The dancing must never end

Another week, another mass shooting. About 2 a.m. June 12, a man walked into Pulse, a packed gay bar in Orlando, Florida, and gunned down 49 men and women out for a night of dancing, drinking and fun. Another 53 were wounded.

Even though the shooter had been investigated by the FBI multiple times for suspected ties to terrorist groups, he had no trouble buying a military-grade automatic killing machine.

Perhaps because many of the victims of this latest mass murder died on the dance floor, I was reminded of something I wrote a few days after the attacks on Sept. 11, 2001. The headline on the column was “Keep dancin’.”

I believe much of what I wrote back then still applies, especially when we, as individuals and as a nation, are faced with unspeakable horrors, such as what happened at Pulse.

A large portion of that column 15 years ago dealt with a song called “I Hope You Dance,” a hit at the time for country singer Lee Ann Womack. The message of the song is that we should all make the most of the time we have here on Earth.

Here’s a sample of the lyrics.

“May you never take one single breath for granted. Promise me that you’ll give faith a fighting chance, and when you get the choice to sit it out or dance, I hope you dance.”

I wrote about how too often when faced with that choice, I have chosen to remain seated, usually out of fear. But, I wrote, I was going to change my ways.

I realized that while a little caution is a good thing, we can try so hard to protect ourselves from harm — to stay alive — that we actually quit living.

The men and women who lost their lives at Pulse no longer have to decide whether to sit it out or dance. That choice was made for them by a sicko with a gun.

But it’s pretty clear to me that up until the moment their lives were snuffed out, these people were dancing, and not just on the dance floor.

“I hope you never fear those mountains in the distance, never settle for the path of least resistance,

“Livin’ might mean takin’ chances but they’re worth takin,’

“Lovin’ might be a mistake but it’s worth makin.’”

While the LGBT community still faces many obstacles on the road to equality, it is bravely climbing every mountain in the way. And any openly gay person in America, or anywhere else in the world, has certainly not settled for the path of least resistance. Hardly.

What really motivated a mentally unstable man to enter a gay nightclub and commit the largest mass shooting in U.S. history? Was it religion? Was it hatred? Was he struggling with his own sexuality? We may never know for sure.

We do know that besides 49 bodies, he left behind hundreds of grieving friends, families and loved ones whose lives are forever changed.

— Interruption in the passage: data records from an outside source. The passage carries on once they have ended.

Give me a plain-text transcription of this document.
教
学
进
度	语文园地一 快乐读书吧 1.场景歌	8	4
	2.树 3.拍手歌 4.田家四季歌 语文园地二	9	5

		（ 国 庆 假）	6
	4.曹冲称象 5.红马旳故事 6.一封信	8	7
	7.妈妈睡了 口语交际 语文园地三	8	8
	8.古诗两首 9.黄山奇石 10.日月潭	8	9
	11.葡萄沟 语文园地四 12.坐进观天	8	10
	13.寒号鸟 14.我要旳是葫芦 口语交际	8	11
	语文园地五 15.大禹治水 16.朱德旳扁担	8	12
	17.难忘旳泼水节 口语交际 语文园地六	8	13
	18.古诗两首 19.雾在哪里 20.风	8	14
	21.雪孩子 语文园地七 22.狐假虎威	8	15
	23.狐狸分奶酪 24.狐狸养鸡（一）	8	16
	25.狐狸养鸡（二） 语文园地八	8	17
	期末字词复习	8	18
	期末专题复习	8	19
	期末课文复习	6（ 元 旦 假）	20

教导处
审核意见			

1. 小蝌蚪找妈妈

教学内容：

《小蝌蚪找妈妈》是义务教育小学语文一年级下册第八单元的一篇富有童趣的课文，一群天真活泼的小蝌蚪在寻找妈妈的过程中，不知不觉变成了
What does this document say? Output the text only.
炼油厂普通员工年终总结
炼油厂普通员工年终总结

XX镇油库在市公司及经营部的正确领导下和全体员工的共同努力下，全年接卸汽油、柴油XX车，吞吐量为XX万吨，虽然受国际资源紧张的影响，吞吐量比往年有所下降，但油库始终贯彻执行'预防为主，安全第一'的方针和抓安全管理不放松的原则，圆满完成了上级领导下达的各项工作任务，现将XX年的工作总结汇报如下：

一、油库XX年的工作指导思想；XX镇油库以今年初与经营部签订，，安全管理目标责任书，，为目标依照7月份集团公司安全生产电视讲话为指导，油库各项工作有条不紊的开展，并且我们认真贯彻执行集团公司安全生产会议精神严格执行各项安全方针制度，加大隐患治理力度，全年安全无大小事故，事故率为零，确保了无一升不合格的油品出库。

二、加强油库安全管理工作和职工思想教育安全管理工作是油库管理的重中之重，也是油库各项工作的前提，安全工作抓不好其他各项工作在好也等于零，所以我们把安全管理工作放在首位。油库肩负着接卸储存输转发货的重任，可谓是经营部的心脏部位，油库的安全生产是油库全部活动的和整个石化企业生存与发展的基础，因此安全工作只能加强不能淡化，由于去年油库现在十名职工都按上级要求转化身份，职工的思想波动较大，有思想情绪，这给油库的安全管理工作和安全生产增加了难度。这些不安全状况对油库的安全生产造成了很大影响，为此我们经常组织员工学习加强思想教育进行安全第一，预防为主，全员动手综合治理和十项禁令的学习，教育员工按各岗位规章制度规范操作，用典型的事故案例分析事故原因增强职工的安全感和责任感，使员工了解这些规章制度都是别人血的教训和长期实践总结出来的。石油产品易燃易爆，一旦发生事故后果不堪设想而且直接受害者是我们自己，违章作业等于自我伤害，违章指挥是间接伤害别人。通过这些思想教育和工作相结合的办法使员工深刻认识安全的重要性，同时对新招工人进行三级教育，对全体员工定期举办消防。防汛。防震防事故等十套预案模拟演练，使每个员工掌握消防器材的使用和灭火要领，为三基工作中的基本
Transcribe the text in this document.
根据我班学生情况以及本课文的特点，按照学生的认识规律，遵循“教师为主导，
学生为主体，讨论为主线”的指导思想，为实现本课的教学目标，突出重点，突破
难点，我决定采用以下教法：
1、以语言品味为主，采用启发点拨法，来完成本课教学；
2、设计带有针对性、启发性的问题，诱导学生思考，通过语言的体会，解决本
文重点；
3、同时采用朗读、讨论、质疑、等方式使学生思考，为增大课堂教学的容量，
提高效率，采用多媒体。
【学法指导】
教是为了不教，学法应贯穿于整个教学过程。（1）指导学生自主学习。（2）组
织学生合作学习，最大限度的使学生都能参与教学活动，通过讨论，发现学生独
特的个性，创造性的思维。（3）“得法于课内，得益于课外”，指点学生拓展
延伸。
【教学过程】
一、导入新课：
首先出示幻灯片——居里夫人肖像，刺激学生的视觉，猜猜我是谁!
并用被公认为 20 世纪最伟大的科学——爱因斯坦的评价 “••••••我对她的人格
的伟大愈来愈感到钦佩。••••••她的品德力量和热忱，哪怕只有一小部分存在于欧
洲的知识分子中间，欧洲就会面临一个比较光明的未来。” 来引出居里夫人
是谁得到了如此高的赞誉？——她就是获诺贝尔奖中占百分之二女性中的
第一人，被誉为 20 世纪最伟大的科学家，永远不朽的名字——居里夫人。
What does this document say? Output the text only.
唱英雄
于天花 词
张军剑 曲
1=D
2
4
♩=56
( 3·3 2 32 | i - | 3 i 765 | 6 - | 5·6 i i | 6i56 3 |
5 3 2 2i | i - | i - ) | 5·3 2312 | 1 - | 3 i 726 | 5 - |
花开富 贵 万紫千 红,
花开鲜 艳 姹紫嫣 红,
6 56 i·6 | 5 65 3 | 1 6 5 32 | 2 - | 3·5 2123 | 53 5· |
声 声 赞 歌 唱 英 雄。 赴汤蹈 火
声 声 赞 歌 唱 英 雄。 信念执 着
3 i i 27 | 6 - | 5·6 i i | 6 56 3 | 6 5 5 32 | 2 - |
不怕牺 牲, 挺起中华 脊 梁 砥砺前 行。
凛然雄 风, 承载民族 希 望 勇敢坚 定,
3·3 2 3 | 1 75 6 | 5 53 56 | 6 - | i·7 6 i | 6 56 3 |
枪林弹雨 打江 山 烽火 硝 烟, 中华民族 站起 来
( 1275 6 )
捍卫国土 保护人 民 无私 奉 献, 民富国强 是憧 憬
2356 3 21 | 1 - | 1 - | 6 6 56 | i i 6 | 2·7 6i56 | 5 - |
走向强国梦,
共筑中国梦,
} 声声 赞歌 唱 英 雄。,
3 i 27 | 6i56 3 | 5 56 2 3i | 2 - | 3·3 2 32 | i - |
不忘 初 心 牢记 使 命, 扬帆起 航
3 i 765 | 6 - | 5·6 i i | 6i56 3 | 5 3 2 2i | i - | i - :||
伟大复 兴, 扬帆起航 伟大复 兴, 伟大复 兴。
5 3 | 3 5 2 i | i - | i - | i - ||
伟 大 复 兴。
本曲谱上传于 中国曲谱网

We also know that even as the tragedy in Orlando was unfolding, those lucky enough to escape were jumping into action trying to save complete strangers, plugging gunshot wounds with their T-shirts and carrying the wounded to safety and to medical care.

I have a difficult time making sense of the senseless. And I do not understand hating or harming in the name of God. But I do know that love, in any form, will always overcome hate.

And dancing will always be preferable to sitting it out.